The history of mankind is a history of repeated injuries and usurpations on the part of man toward women, having in direct object the establishment of an absolute tyranny over her… He had denied her the facilities of a thorough education, all colleges being closed against her.
Women did begin to go to college after the Civil War, and for the most part they went to coeducational institutions. Newly established midwestern land grant colleges opened as coeducational facilities, but established schools in the northeast resisted the change. In 1870 only 0.7% of the female population went to college. This percentage rose slowly, by 1900 the rate was 2.8% and it was only 7.6% by 1920.
Those pioneering women who did seek a college degree faced many critics, some of the harshest from the medical profession. Harvard Medical School professor Dr. Edward Clarke asserted in his widely respected Sex and Education (1873) that intellectual work damaged women’s reproductive organs. This scientific reasoning added fuel to the arguments of those who did not want women to go to college for social reasons:
A girl could study and learn, but she could not do all this and retain uninjured health, and a future secure from neuralgia, uterine disease, hysteria, and other derangements of the nervous system.

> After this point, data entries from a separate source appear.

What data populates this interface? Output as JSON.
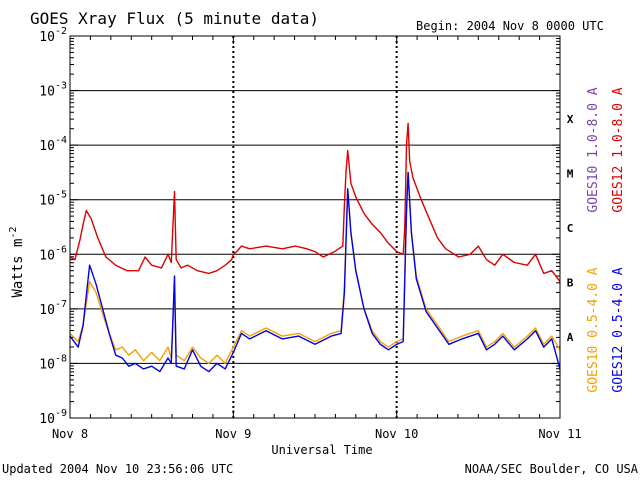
{
  "chart_data": {
    "type": "line",
    "title": "GOES Xray Flux (5 minute data)",
    "begin_label": "Begin:  2004 Nov 8 0000 UTC",
    "xlabel": "Universal Time",
    "ylabel": "Watts m",
    "ylabel_exponent": "-2",
    "yscale": "log",
    "ylim": [
      1e-09,
      0.01
    ],
    "xlim_days": [
      0,
      3
    ],
    "x_ticks": [
      {
        "day": 0,
        "label": "Nov 8"
      },
      {
        "day": 1,
        "label": "Nov 9"
      },
      {
        "day": 2,
        "label": "Nov 10"
      },
      {
        "day": 3,
        "label": "Nov 11"
      }
    ],
    "y_ticks": [
      {
        "exp": -2,
        "base": "10",
        "sup": "-2"
      },
      {
        "exp": -3,
        "base": "10",
        "sup": "-3"
      },
      {
        "exp": -4,
        "base": "10",
        "sup": "-4"
      },
      {
        "exp": -5,
        "base": "10",
        "sup": "-5"
      },
      {
        "exp": -6,
        "base": "10",
        "sup": "-6"
      },
      {
        "exp": -7,
        "base": "10",
        "sup": "-7"
      },
      {
        "exp": -8,
        "base": "10",
        "sup": "-8"
      },
      {
        "exp": -9,
        "base": "10",
        "sup": "-9"
      }
    ],
    "flare_classes": [
      {
        "label": "X",
        "exp": -3.5
      },
      {
        "label": "M",
        "exp": -4.5
      },
      {
        "label": "C",
        "exp": -5.5
      },
      {
        "label": "B",
        "exp": -6.5
      },
      {
        "label": "A",
        "exp": -7.5
      }
    ],
    "legend": [
      {
        "label": "GOES10 1.0-8.0 A",
        "color": "#7a3fb0"
      },
      {
        "label": "GOES12 1.0-8.0 A",
        "color": "#dd0000"
      },
      {
        "label": "GOES10 0.5-4.0 A",
        "color": "#f4a000"
      },
      {
        "label": "GOES12 0.5-4.0 A",
        "color": "#0000ee"
      }
    ],
    "series": [
      {
        "name": "GOES12 1.0-8.0 A",
        "color": "#dd0000",
        "points": [
          [
            0.0,
            -6.05
          ],
          [
            0.03,
            -6.1
          ],
          [
            0.06,
            -5.75
          ],
          [
            0.08,
            -5.45
          ],
          [
            0.1,
            -5.2
          ],
          [
            0.13,
            -5.35
          ],
          [
            0.17,
            -5.7
          ],
          [
            0.22,
            -6.05
          ],
          [
            0.28,
            -6.2
          ],
          [
            0.35,
            -6.3
          ],
          [
            0.42,
            -6.3
          ],
          [
            0.46,
            -6.05
          ],
          [
            0.5,
            -6.2
          ],
          [
            0.56,
            -6.25
          ],
          [
            0.6,
            -6.0
          ],
          [
            0.62,
            -6.15
          ],
          [
            0.64,
            -4.85
          ],
          [
            0.65,
            -6.1
          ],
          [
            0.68,
            -6.25
          ],
          [
            0.72,
            -6.2
          ],
          [
            0.78,
            -6.3
          ],
          [
            0.85,
            -6.35
          ],
          [
            0.9,
            -6.3
          ],
          [
            0.95,
            -6.2
          ],
          [
            0.99,
            -6.1
          ],
          [
            1.0,
            -6.0
          ],
          [
            1.02,
            -5.95
          ],
          [
            1.05,
            -5.85
          ],
          [
            1.1,
            -5.9
          ],
          [
            1.2,
            -5.85
          ],
          [
            1.3,
            -5.9
          ],
          [
            1.38,
            -5.85
          ],
          [
            1.45,
            -5.9
          ],
          [
            1.5,
            -5.95
          ],
          [
            1.55,
            -6.05
          ],
          [
            1.62,
            -5.95
          ],
          [
            1.67,
            -5.85
          ],
          [
            1.68,
            -5.1
          ],
          [
            1.69,
            -4.5
          ],
          [
            1.7,
            -4.1
          ],
          [
            1.71,
            -4.4
          ],
          [
            1.72,
            -4.7
          ],
          [
            1.75,
            -4.95
          ],
          [
            1.8,
            -5.25
          ],
          [
            1.85,
            -5.45
          ],
          [
            1.9,
            -5.6
          ],
          [
            1.95,
            -5.8
          ],
          [
            2.0,
            -5.95
          ],
          [
            2.04,
            -6.0
          ],
          [
            2.05,
            -5.5
          ],
          [
            2.06,
            -4.0
          ],
          [
            2.07,
            -3.6
          ],
          [
            2.08,
            -4.3
          ],
          [
            2.1,
            -4.6
          ],
          [
            2.15,
            -5.0
          ],
          [
            2.2,
            -5.35
          ],
          [
            2.25,
            -5.7
          ],
          [
            2.3,
            -5.9
          ],
          [
            2.38,
            -6.05
          ],
          [
            2.45,
            -6.0
          ],
          [
            2.5,
            -5.85
          ],
          [
            2.55,
            -6.1
          ],
          [
            2.6,
            -6.2
          ],
          [
            2.65,
            -6.0
          ],
          [
            2.72,
            -6.15
          ],
          [
            2.8,
            -6.2
          ],
          [
            2.85,
            -6.0
          ],
          [
            2.9,
            -6.35
          ],
          [
            2.95,
            -6.3
          ],
          [
            3.0,
            -6.5
          ]
        ]
      },
      {
        "name": "GOES10 0.5-4.0 A",
        "color": "#f4a000",
        "points": [
          [
            0.0,
            -7.45
          ],
          [
            0.05,
            -7.6
          ],
          [
            0.08,
            -7.3
          ],
          [
            0.12,
            -6.5
          ],
          [
            0.16,
            -6.7
          ],
          [
            0.2,
            -7.1
          ],
          [
            0.24,
            -7.45
          ],
          [
            0.28,
            -7.75
          ],
          [
            0.32,
            -7.7
          ],
          [
            0.36,
            -7.85
          ],
          [
            0.4,
            -7.75
          ],
          [
            0.45,
            -7.95
          ],
          [
            0.5,
            -7.8
          ],
          [
            0.55,
            -7.95
          ],
          [
            0.6,
            -7.7
          ],
          [
            0.62,
            -7.9
          ],
          [
            0.64,
            -6.6
          ],
          [
            0.65,
            -7.85
          ],
          [
            0.7,
            -7.95
          ],
          [
            0.75,
            -7.7
          ],
          [
            0.8,
            -7.9
          ],
          [
            0.85,
            -8.0
          ],
          [
            0.9,
            -7.85
          ],
          [
            0.95,
            -8.0
          ],
          [
            1.0,
            -7.7
          ],
          [
            1.05,
            -7.4
          ],
          [
            1.1,
            -7.5
          ],
          [
            1.2,
            -7.35
          ],
          [
            1.3,
            -7.5
          ],
          [
            1.4,
            -7.45
          ],
          [
            1.5,
            -7.6
          ],
          [
            1.6,
            -7.45
          ],
          [
            1.66,
            -7.4
          ],
          [
            1.68,
            -6.6
          ],
          [
            1.7,
            -4.8
          ],
          [
            1.72,
            -5.6
          ],
          [
            1.75,
            -6.3
          ],
          [
            1.8,
            -7.0
          ],
          [
            1.85,
            -7.4
          ],
          [
            1.9,
            -7.6
          ],
          [
            1.95,
            -7.7
          ],
          [
            2.0,
            -7.6
          ],
          [
            2.04,
            -7.55
          ],
          [
            2.06,
            -5.2
          ],
          [
            2.07,
            -4.5
          ],
          [
            2.09,
            -5.6
          ],
          [
            2.12,
            -6.4
          ],
          [
            2.18,
            -7.0
          ],
          [
            2.25,
            -7.3
          ],
          [
            2.32,
            -7.6
          ],
          [
            2.4,
            -7.5
          ],
          [
            2.5,
            -7.4
          ],
          [
            2.55,
            -7.7
          ],
          [
            2.6,
            -7.6
          ],
          [
            2.65,
            -7.45
          ],
          [
            2.72,
            -7.7
          ],
          [
            2.8,
            -7.5
          ],
          [
            2.85,
            -7.35
          ],
          [
            2.9,
            -7.65
          ],
          [
            2.95,
            -7.5
          ],
          [
            3.0,
            -7.75
          ]
        ]
      },
      {
        "name": "GOES12 0.5-4.0 A",
        "color": "#0000ee",
        "points": [
          [
            0.0,
            -7.5
          ],
          [
            0.05,
            -7.7
          ],
          [
            0.08,
            -7.3
          ],
          [
            0.12,
            -6.2
          ],
          [
            0.16,
            -6.55
          ],
          [
            0.2,
            -7.0
          ],
          [
            0.24,
            -7.45
          ],
          [
            0.28,
            -7.85
          ],
          [
            0.32,
            -7.9
          ],
          [
            0.36,
            -8.05
          ],
          [
            0.4,
            -8.0
          ],
          [
            0.45,
            -8.1
          ],
          [
            0.5,
            -8.05
          ],
          [
            0.55,
            -8.15
          ],
          [
            0.6,
            -7.9
          ],
          [
            0.62,
            -8.0
          ],
          [
            0.64,
            -6.4
          ],
          [
            0.65,
            -8.05
          ],
          [
            0.7,
            -8.1
          ],
          [
            0.75,
            -7.75
          ],
          [
            0.8,
            -8.05
          ],
          [
            0.85,
            -8.15
          ],
          [
            0.9,
            -8.0
          ],
          [
            0.95,
            -8.1
          ],
          [
            1.0,
            -7.8
          ],
          [
            1.05,
            -7.45
          ],
          [
            1.1,
            -7.55
          ],
          [
            1.2,
            -7.4
          ],
          [
            1.3,
            -7.55
          ],
          [
            1.4,
            -7.5
          ],
          [
            1.5,
            -7.65
          ],
          [
            1.6,
            -7.5
          ],
          [
            1.66,
            -7.45
          ],
          [
            1.68,
            -6.7
          ],
          [
            1.7,
            -4.8
          ],
          [
            1.72,
            -5.6
          ],
          [
            1.75,
            -6.3
          ],
          [
            1.8,
            -7.0
          ],
          [
            1.85,
            -7.45
          ],
          [
            1.9,
            -7.65
          ],
          [
            1.95,
            -7.75
          ],
          [
            2.0,
            -7.65
          ],
          [
            2.04,
            -7.6
          ],
          [
            2.06,
            -5.2
          ],
          [
            2.07,
            -4.5
          ],
          [
            2.09,
            -5.6
          ],
          [
            2.12,
            -6.45
          ],
          [
            2.18,
            -7.05
          ],
          [
            2.25,
            -7.35
          ],
          [
            2.32,
            -7.65
          ],
          [
            2.4,
            -7.55
          ],
          [
            2.5,
            -7.45
          ],
          [
            2.55,
            -7.75
          ],
          [
            2.6,
            -7.65
          ],
          [
            2.65,
            -7.5
          ],
          [
            2.72,
            -7.75
          ],
          [
            2.8,
            -7.55
          ],
          [
            2.85,
            -7.4
          ],
          [
            2.9,
            -7.7
          ],
          [
            2.95,
            -7.55
          ],
          [
            3.0,
            -8.1
          ]
        ]
      }
    ]
  },
  "footer": {
    "updated": "Updated 2004 Nov 10 23:56:06 UTC",
    "source": "NOAA/SEC Boulder, CO USA"
  }
}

In 1885 historian Henry Adams complained bitterly in a letter of protest to the American Historical Association when he found a woman historian listed in the program of an upcoming AHA meeting. (His wife Clover Adams committed suicide by swallowing potassium cyanide on December 6, 1885, at age 42.) Henry Adams wrote this about educated and ambitious women:
Our young women are haunted by the idea that they ought to read, to draw, or to labor in some way, not for any such frivolous object as making themselves agreeable to society… but “to improve their minds.” They are utterly unconscious of the pathetic impossibility of improving those poor little hard, thin, wiry, one-stringed instruments which they call their minds, and which haven’t range enough to master one big emotion much less to express it in words or figures.
Faced with these negative opinions, early college women felt the need to prove that college life would not injure their health. In 1885 the Association of Collegiate Alumnae published a study:
In conclusion, it is sufficient to say that the female graduates of our colleges and universities do not seem to show, as the result of their college studies and duties, any marked difference in general health from the average health… of women generally…
However, there was a genuine fear that higher education would make a woman unfit for marriage and motherhood. And in fact, 50-60% of the first generation of college women never married, or waited until they were considerably older before they wed. When faced with the option to work or to marry, many women decided to work, turning their energies to social reform and establishing their own careers.
Image: Triumvirate of Women Leaders
Statue by Adelaide Johnson
Stanton, Anthony and Mott
U.S. Capitol Building
A majority of college women surveyed reported improved health as a result of their exposure to sports and exercise. Women’s basketball was a booming sport in the late 1890s on college campuses, as was women’s participation in tennis, volleyball, tetherball and bicycling. Like many other demands of the Declaration of Sentiments, opening the doors of higher education happened much sooner than the right to vote.